Why a default at all? sys.stdout.buffer is block-buffered (8 KB) regardless of TTY status, so a naive lambda chunk: sys.stdout.buffer.write(chunk) shows nothing until the buffer fills or the process exits. The SDK's default flushes per chunk so users get the live-shell experience they'd get from the JS SDK on a TTY.

Reconnect to a session

from lightning_sdk.sandbox import PtyConnectOpts

pty = sandbox.process.connect_pty(
    "build",
    sandbox.cluster_id,
    PtyConnectOpts(on_data=lambda chunk: sys.stdout.buffer.write(chunk)),
)

List, inspect, and kill sessions

sessions = sandbox.process.list_pty_sessions()
for s in sessions:
    print(s.id, s.active, s.cols, s.rows)

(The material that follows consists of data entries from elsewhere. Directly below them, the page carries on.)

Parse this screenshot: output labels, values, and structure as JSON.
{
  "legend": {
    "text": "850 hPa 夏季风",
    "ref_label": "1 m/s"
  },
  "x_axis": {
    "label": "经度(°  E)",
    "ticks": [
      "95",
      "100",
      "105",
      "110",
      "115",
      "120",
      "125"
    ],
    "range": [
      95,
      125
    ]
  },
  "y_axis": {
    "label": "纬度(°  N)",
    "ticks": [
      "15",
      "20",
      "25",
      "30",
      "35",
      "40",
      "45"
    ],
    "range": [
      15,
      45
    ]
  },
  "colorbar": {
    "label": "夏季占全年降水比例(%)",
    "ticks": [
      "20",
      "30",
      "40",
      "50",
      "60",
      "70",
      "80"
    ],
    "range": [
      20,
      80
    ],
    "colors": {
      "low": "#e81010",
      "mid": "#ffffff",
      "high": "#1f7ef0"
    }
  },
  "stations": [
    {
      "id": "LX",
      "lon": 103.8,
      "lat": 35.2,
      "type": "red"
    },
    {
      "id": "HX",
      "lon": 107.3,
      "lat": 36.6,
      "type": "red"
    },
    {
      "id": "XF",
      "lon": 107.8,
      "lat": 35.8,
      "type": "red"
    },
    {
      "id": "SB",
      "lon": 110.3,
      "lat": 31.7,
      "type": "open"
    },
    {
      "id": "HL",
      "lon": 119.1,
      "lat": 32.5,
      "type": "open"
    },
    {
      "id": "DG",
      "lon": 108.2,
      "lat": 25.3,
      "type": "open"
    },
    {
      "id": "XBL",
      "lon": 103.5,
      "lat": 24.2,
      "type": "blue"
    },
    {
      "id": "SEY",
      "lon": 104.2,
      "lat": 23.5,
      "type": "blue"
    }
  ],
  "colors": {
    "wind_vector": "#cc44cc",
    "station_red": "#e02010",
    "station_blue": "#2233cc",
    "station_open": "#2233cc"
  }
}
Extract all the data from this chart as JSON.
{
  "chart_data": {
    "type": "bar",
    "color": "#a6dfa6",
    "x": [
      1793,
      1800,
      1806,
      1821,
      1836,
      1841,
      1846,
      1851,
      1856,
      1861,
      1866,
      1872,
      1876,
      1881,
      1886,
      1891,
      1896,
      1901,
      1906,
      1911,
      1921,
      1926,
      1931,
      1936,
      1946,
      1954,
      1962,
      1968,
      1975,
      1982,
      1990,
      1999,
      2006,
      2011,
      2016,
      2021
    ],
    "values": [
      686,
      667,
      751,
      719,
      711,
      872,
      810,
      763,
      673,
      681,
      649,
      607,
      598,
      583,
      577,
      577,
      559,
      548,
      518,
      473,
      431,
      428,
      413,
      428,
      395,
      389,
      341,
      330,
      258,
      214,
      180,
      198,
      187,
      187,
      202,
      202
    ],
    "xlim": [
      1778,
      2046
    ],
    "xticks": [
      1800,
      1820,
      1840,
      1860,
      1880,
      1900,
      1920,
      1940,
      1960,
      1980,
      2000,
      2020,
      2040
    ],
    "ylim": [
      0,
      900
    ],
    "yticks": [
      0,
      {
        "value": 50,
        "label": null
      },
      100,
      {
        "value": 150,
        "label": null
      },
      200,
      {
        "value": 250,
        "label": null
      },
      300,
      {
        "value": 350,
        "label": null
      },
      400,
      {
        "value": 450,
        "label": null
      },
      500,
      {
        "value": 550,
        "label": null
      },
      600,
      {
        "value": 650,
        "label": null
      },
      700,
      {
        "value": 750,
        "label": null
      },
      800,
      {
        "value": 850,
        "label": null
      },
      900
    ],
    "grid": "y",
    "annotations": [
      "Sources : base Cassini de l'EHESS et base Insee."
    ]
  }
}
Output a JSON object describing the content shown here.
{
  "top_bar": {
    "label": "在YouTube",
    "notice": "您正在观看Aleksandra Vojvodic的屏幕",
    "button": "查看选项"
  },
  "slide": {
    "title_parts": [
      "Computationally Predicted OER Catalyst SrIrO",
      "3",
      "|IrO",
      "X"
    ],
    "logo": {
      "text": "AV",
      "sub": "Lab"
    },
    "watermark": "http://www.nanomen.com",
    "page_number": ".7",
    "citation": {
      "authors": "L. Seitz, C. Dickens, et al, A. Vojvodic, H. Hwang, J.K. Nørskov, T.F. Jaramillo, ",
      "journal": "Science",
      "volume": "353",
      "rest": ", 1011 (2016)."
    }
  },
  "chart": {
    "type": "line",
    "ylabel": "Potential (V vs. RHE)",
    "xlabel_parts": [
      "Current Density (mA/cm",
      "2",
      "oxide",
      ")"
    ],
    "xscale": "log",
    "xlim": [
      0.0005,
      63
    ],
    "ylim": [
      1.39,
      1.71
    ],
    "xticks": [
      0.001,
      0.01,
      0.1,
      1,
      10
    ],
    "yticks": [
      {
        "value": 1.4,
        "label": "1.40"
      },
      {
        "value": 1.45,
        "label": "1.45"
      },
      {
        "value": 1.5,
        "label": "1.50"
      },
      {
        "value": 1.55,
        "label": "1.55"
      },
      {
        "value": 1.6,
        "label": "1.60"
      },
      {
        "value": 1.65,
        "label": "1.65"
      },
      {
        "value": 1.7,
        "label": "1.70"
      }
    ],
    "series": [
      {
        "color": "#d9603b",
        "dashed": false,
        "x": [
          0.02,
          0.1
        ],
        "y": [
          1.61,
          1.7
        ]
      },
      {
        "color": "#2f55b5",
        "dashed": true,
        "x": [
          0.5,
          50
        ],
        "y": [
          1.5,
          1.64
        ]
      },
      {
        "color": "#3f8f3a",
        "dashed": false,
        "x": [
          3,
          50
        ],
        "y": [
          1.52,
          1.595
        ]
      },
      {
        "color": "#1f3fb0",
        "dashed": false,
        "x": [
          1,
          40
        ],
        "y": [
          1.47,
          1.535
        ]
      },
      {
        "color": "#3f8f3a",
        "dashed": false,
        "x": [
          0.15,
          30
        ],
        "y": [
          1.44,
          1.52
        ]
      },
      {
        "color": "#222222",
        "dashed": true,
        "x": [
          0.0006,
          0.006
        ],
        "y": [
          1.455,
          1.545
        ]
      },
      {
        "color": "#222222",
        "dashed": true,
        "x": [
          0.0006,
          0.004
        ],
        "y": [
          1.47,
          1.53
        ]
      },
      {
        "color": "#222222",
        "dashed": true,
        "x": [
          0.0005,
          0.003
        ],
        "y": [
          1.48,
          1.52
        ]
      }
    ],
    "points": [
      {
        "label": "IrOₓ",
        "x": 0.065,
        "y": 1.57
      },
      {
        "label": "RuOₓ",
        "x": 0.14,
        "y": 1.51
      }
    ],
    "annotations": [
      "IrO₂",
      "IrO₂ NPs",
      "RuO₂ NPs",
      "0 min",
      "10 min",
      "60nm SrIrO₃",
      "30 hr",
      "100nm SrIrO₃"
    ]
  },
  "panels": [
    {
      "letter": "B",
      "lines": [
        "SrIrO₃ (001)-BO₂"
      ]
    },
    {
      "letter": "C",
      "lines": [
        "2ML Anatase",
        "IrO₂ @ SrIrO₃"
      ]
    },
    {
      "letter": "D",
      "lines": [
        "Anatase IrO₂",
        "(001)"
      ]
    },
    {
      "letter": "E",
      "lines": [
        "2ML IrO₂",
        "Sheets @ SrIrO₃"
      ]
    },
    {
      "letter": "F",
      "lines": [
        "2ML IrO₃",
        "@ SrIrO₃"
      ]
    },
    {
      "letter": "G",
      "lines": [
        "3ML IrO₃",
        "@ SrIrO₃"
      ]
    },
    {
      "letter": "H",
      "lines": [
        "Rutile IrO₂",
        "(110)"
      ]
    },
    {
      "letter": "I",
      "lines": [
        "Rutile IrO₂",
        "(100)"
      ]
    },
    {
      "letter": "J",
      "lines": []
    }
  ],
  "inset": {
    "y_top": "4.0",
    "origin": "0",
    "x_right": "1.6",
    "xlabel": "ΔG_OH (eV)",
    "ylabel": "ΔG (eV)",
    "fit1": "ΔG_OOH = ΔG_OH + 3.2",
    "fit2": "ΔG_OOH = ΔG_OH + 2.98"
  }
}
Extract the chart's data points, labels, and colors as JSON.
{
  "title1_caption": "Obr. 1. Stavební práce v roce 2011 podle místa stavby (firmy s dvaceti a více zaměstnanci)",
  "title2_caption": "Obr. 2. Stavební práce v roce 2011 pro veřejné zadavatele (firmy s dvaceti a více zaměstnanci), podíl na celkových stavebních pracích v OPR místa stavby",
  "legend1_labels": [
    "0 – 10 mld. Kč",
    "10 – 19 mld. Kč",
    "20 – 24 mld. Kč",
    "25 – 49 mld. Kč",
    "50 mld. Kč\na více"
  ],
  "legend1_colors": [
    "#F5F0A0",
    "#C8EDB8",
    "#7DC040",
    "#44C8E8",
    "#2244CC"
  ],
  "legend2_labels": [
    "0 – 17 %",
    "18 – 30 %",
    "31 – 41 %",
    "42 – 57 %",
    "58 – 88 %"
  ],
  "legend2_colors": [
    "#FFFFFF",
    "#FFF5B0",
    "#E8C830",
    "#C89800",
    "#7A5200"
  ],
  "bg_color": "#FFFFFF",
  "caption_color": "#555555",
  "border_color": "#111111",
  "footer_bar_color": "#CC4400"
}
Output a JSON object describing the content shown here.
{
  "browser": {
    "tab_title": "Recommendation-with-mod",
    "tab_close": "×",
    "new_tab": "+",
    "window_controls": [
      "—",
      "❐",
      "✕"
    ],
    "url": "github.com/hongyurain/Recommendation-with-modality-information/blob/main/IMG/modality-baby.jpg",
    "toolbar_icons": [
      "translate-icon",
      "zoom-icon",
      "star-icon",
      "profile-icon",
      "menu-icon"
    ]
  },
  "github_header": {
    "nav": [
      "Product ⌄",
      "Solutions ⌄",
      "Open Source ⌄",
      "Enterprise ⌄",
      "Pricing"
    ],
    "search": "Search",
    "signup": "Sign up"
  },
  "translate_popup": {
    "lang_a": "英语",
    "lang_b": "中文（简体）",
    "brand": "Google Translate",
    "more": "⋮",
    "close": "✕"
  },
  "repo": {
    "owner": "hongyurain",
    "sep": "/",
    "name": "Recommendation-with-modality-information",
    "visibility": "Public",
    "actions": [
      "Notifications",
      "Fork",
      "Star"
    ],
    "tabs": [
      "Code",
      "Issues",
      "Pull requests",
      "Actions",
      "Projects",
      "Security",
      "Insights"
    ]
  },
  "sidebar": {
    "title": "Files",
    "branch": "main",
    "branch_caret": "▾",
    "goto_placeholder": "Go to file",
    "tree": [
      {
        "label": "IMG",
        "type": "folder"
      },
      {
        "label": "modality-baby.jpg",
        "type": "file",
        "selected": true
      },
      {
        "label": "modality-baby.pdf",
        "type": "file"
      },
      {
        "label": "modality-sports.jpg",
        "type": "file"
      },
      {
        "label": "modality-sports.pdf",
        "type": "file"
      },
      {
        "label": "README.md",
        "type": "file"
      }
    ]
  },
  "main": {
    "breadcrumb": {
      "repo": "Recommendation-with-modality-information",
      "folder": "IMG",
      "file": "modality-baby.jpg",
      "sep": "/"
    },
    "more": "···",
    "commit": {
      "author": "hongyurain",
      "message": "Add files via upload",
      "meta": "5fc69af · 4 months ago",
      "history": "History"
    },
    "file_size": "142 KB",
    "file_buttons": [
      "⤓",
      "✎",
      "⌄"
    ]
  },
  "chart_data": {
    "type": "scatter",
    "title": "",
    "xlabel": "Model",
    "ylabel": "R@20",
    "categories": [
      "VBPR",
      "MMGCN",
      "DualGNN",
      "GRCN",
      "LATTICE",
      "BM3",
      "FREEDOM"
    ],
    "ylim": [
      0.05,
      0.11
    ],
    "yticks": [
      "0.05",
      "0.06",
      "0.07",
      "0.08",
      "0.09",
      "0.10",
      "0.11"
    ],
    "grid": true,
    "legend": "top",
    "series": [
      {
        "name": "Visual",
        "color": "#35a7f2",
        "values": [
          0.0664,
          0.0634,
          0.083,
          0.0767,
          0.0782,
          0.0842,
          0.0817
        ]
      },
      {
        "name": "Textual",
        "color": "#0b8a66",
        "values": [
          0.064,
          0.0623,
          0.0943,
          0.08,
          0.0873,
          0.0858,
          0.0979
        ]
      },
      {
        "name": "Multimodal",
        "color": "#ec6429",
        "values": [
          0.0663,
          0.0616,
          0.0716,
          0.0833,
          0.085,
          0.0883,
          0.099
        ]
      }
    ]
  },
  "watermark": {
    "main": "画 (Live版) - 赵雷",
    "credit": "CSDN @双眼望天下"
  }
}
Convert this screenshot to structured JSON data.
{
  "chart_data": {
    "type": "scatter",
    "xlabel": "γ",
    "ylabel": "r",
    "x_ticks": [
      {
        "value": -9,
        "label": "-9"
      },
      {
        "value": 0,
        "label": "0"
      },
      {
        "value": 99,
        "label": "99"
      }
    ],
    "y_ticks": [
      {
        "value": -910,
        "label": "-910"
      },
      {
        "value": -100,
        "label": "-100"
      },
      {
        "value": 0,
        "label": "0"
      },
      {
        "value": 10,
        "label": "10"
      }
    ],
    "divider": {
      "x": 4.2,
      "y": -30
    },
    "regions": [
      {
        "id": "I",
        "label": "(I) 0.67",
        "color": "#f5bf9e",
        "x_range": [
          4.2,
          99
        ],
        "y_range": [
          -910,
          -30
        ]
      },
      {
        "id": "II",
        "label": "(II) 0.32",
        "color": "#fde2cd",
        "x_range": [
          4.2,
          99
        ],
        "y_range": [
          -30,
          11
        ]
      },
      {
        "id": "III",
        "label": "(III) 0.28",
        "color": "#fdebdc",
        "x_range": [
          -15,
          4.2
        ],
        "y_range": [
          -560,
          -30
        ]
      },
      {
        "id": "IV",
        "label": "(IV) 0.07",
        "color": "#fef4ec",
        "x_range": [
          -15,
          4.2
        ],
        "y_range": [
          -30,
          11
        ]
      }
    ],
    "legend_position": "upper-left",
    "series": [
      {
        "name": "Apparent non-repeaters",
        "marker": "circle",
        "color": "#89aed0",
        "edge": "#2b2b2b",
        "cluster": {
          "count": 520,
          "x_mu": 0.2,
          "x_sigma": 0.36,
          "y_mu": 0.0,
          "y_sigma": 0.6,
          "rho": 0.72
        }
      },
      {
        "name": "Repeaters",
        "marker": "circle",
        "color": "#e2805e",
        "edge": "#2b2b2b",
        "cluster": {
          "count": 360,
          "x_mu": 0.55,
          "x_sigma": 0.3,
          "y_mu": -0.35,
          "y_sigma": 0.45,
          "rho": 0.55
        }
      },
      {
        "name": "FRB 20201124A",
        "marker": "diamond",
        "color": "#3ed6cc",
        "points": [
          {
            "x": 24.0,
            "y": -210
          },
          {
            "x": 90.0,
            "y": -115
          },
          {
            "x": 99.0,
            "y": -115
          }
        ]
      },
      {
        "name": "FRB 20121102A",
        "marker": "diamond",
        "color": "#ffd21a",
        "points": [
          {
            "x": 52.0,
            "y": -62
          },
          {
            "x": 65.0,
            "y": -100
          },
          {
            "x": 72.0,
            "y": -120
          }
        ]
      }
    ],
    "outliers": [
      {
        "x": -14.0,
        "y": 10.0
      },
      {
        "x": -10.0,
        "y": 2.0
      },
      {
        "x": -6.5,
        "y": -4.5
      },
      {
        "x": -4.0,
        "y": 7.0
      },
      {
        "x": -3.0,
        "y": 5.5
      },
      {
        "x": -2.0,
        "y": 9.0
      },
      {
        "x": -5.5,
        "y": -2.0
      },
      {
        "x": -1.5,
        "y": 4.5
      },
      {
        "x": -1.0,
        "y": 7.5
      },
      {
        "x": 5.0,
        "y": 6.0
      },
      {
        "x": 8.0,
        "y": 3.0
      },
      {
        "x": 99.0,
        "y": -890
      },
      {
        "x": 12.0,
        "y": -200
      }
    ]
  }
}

info = sandbox.process.get_pty_session_info("build")
sandbox.process.kill_pty_session("build")

Resize

Resize from a handle (preferred — works without a server round-trip):

pty.resize(150, 40)

Or via the namespace, which finds the live handle in this process:

sandbox.process.resize_pty_session("build", 150, 40)

PtyHandle reference

Member Description
send_input(str | bytes) Send raw bytes to the shell (e.g. "\u0003" for Ctrl+C)
resize(cols, rows) Send a resize control frame
wait(timeout=None) Block until the WebSocket closes; returns PtyResult
wait_for_connection(timeout=None) Block until the WebSocket opens
kill() Send Ctrl+C and disconnect
disconnect() Close the WebSocket without killing the shell
is_connected() Whether the WebSocket is OPEN
exit_code 0 on clean close, -1 on abnormal, None while alive
error Termination reason on abnormal close, otherwise None
size Most recent PtySize(cols=..., rows=...)

Note on cross-process persistence. Within a single SDK process, every PTY method works against an in-process registry. Reattaching from a different process to a session that's still running on the sandbox requires the runtime image to ship screen (or similar) and the in-sandbox SSH login shell to honor LAI_TERM_SESSION_NAME / LAI_TERM_RESTORE — both of which are tracked as a follow-up to this initial parity work. The API surface above does not change either way.